A new Revenue Ruling (2013-14 citing 92-105) on Treasury Regulation §301.7701-4(a) speaking to Mexican Land Trusts (MLT or fideicomiso) was just released. The facts addressed were as follows.

An MLT agreement with a Mexican bank was executed. Negotiation for and purchase of the property was managed by the taxpayer directly. The seller had no interactions with the bank, but at settlement legal title to the property was transferred to it subject to the MLT. This property was the only one subject to the MLT.

Under the terms of the MLT, the taxpayer had the right to sell the property without permission from the bank. Furthermore, the bank had to grant a security interest in the property to a third-party if the taxpayer requested. The taxpayer was directly responsible for the payment of all liabilities relating to the property, including any taxes due in Mexico. The taxpayer had the exclusive right to possess the property and to make any desired modifications. If the property were leased, the taxpayer would receive the rental income directly.

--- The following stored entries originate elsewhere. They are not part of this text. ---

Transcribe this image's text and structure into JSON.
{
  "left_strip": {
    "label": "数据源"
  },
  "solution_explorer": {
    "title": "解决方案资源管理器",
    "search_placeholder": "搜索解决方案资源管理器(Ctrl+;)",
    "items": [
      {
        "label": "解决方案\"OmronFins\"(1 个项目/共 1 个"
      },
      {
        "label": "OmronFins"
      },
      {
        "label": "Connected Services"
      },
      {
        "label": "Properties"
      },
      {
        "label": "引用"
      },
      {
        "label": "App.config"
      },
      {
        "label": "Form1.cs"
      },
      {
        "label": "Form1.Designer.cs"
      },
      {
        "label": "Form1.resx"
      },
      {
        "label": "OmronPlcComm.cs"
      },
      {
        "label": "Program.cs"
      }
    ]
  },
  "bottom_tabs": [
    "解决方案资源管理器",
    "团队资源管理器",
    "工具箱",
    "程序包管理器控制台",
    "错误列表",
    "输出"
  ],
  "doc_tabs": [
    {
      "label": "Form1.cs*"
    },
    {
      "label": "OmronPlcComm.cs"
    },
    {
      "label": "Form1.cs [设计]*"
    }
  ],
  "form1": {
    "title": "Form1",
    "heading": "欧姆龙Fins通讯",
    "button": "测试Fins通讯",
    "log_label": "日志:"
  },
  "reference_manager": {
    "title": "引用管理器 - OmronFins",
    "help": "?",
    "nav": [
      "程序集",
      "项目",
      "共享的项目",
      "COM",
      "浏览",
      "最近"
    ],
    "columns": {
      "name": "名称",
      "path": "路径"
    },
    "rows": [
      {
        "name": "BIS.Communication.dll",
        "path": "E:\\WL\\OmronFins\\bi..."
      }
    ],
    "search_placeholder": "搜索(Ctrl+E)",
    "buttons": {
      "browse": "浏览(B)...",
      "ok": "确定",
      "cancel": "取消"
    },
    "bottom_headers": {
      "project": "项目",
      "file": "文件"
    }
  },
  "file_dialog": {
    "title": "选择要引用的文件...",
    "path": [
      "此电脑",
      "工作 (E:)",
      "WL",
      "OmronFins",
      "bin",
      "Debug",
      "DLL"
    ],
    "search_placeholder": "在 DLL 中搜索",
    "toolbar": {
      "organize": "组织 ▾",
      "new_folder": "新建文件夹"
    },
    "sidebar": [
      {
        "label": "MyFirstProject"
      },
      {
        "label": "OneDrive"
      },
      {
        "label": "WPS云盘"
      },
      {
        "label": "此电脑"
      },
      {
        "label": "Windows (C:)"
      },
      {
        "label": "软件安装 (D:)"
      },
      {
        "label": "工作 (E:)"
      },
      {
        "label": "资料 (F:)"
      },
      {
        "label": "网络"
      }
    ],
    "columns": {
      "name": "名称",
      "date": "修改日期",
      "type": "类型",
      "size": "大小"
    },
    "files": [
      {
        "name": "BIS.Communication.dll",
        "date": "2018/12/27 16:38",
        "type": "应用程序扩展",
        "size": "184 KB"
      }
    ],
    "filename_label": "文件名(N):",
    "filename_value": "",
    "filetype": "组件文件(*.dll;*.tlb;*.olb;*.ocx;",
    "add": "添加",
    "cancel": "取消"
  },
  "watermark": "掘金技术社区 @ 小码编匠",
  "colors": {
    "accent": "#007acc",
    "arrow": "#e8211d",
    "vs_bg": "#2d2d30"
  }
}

The bank was identified as a fiduciary in the MLT, but it disclaimed all responsibility for the property, including clear title and any duty to defend or maintain the property. The bank merely collected a nominal annual fee from the taxpayer. There was no other agreement to trigger a partnership-type relationship.

The new ruling restates and applies the 92-105 ruling, which held that where a land trust agreement provides that a taxpayer will retain exclusive control of the management, operation, renting, and selling of real property, together with an exclusive right to the earnings and proceeds from it, and where under such agreement the taxpayer is required to file all returns, pay all taxes, and satisfy any other liabilities with respect to the property, because the trustee’s only responsibility is to hold and transfer title at the direction of the taxpayer, a trust is not established. In such cases, the trustee is a mere agent for the holding and transfer of title to the property, and the taxpayer retains direct ownership of it for federal income tax purposes.

This is the case whether the taxpayer is an individual, or whether an individual taxpayer operates through a disregarded entity, or whether the taxpayer is a corporation.